Is Lincoln’s the Next Statue to Go?

Historians/History
tags: memorials, Confederate Memorials



Daniel W. Crofts is the author of Lincoln and the Politics of Slavery: The Other Thirteenth Amendment and the Struggle to Save the Union, which will be published by the University of North Carolina Press in April.


It’s open season on American icons—Thomas Jefferson, Andrew Jackson, Woodrow Wilson. Who’s next? Abraham Lincoln?

Impossible, you may say. Surely the “Great Emancipator” can fend off any complaint that he supported slavery or rejected equal rights for black Americans.

But there’s a hitch. Lincoln was a man of his time. Without doubt, he abhorred slavery and looked forward to its “ultimate extinction.” Yet like most other whites who shared his outlook, he hardly expected anything to happen soon. He hoped white Southerners would voluntarily rid themselves of slavery, but he knew how tenaciously they clung to their “peculiar institution.” Emancipation, he once candidly admitted, might require a century.

Lincoln repeatedly vowed that he would never interfere with slavery in the states where it already existed. During his first inaugural address, delivered on March 4, 1861, he even agreed that specific language to this effect could be made part of the Constitution.

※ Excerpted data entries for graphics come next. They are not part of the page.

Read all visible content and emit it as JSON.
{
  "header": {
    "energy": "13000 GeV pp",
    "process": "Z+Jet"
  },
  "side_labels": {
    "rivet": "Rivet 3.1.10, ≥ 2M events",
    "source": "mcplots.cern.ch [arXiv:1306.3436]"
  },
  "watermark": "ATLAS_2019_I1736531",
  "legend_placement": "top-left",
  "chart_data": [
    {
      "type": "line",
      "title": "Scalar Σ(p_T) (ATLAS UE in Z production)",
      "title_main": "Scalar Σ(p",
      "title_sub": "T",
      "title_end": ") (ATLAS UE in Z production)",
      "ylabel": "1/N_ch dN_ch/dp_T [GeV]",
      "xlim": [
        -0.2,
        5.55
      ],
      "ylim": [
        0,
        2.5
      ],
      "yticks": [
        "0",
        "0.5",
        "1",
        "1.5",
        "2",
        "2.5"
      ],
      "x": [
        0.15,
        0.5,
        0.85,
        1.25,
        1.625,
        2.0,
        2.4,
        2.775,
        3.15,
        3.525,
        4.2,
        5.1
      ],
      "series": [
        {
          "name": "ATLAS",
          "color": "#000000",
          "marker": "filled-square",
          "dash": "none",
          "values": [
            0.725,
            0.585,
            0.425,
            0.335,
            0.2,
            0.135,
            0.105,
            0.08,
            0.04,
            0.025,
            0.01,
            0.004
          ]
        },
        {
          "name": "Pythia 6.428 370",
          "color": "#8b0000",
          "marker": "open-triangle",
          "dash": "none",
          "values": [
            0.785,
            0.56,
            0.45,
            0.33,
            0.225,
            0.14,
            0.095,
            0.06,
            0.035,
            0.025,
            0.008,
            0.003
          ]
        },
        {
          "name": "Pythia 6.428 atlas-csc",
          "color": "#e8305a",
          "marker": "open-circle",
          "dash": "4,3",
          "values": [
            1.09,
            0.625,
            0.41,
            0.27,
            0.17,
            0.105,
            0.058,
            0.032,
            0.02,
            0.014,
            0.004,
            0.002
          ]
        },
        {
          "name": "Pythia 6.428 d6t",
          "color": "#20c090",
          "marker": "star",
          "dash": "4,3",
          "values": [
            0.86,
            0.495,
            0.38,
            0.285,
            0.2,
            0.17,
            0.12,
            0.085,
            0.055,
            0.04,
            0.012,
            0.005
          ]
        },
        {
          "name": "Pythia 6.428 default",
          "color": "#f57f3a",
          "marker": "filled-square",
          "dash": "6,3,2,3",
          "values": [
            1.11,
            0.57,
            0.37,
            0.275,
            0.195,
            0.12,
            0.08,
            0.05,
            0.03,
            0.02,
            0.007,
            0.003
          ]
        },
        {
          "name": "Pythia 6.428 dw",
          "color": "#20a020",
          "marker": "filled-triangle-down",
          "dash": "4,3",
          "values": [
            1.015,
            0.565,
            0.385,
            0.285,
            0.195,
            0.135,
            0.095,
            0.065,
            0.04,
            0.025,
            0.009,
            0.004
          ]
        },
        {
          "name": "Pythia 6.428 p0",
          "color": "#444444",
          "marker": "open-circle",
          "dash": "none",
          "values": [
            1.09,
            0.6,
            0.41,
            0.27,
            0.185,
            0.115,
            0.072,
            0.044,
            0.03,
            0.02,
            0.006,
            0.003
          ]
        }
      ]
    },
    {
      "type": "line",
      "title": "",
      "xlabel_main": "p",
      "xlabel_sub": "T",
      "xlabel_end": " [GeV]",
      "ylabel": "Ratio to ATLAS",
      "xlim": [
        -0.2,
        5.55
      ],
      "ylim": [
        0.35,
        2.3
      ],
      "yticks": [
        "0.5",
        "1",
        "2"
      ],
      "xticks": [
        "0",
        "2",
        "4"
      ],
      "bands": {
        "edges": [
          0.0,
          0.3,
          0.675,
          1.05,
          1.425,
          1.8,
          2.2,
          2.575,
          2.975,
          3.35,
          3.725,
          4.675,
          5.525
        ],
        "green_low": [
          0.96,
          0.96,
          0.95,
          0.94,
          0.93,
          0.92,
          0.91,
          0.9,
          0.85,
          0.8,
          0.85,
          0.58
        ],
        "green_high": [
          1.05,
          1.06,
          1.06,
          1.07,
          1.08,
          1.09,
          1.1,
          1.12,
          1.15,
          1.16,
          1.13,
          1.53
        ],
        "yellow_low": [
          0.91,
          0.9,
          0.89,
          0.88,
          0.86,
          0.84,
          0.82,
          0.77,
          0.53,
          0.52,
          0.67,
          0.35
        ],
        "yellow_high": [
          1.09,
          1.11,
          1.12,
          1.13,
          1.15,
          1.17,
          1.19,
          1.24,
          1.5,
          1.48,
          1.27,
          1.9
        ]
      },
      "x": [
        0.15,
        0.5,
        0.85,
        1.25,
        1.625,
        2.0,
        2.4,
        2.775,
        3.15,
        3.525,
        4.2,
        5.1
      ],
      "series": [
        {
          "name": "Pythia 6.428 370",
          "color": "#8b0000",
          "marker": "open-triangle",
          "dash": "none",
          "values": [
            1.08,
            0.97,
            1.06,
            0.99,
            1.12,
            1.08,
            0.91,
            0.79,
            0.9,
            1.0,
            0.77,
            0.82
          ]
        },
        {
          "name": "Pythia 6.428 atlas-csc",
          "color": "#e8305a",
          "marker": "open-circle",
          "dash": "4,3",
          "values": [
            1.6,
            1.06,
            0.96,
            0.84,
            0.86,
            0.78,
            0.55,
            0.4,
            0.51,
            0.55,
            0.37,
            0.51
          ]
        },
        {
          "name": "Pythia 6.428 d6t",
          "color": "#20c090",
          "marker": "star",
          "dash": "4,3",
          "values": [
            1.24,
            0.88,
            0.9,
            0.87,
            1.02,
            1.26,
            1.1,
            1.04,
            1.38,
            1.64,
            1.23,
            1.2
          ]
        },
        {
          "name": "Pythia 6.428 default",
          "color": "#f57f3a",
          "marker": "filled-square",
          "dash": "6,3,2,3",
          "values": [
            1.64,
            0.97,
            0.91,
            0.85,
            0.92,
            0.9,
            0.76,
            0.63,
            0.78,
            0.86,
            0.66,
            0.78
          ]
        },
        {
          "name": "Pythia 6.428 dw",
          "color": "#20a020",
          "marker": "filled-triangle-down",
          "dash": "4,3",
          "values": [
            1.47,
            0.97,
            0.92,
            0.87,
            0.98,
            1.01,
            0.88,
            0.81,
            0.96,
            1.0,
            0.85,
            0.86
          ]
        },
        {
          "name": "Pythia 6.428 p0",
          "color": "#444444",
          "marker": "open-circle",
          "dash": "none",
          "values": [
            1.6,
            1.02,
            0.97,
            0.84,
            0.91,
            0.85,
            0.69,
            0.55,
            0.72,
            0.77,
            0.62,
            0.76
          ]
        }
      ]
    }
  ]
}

Both houses of Congress had just approved a constitutional amendment along these lines. Behind the scenes Lincoln encouraged wavering Republicans to vote for it. Had it been ratified by the states, the other thirteenth amendment would have been the polar opposite to the real Thirteenth Amendment—enacted four years and one war later.

When Lincoln took office, seven states in the Deep South had seceded from the Union and started to organize a separate nation, the Confederate States of America. But the eight slave states in the Upper South, which had twice as many white residents as the Deep South, rejected secession. He hoped white Southerners would have sober second thoughts. He warned that he could not accept disunion. But he was eager to preserve the peace, and he made it clear that he was no abolitionist.

A century and a half later, Lincoln’s reassurances sound a strange note. We have often been told that his victory in the presidential election of 1860 created a showdown between freedom and slavery—that he planned all along to revolutionize Southern society and destroy slavery. A showdown certainly did occur. But the showdown did not come at his initiative. Six weeks after his inauguration, Southern secessionists started the war.

Until that fateful moment, Lincoln and almost all other leaders of the political antislavery movement acknowledged that the federal government could not touch slavery in the states that wished to have it. In his view too, slave owners had the right to recapture fugitives. He hated to see “the poor creatures hunted down, and caught.” Yet he would “bite my lip and keep quiet.” Out of “loyalty to the constitution and the Union,” he set aside his private feelings.

The great convulsion of civil war brought emancipation far sooner than anyone could have predicted. So Lincoln did indeed become the “Great Emancipator.” But in early 1861, he did his utmost to forestall the violent conflict that opened the door to emancipation.

So Lincoln does not measure up to the modern standard. He knew that slavery was wrong, but he kept insisting that he couldn’t do anything about it. And he tried to prevent the war that made it possible to do something about it.

Does this mean that the sixteenth president must be included on the growing list of national embarrassments? Has the time come to rename the Lincoln Memorial, cart away its massive seated statue, and find someone else to depict on the penny and the five-dollar bill? Should Lincoln be removed from college and university curricula because he might make some students feel “unsafe”?

Far better would be an honest assessment of America’s bittersweet history. Before the Civil War, the slave system was deeply rooted, it was protected by the Constitution, and it spread rapidly. When Lincoln spoke so memorably at Gettysburg about “a nation conceived in liberty, and dedicated to the proposition that all men are created equal,” he was looking more toward a hoped-for future rather than accurately describing the American past.

Lincoln should remind us that moral complexity lies at the heart of the American experience. His career highlights the tensions between conscience and law, the potentially explosive consequences of asserting equal rights, and the paradox of using armed force to secure just outcomes.

Lincoln’s great accomplishment—emancipation—failed to uproot racial inequalities, the perverted stepchild of slavery. But one individual should not have to shoulder the blame for such a durable national shortcoming.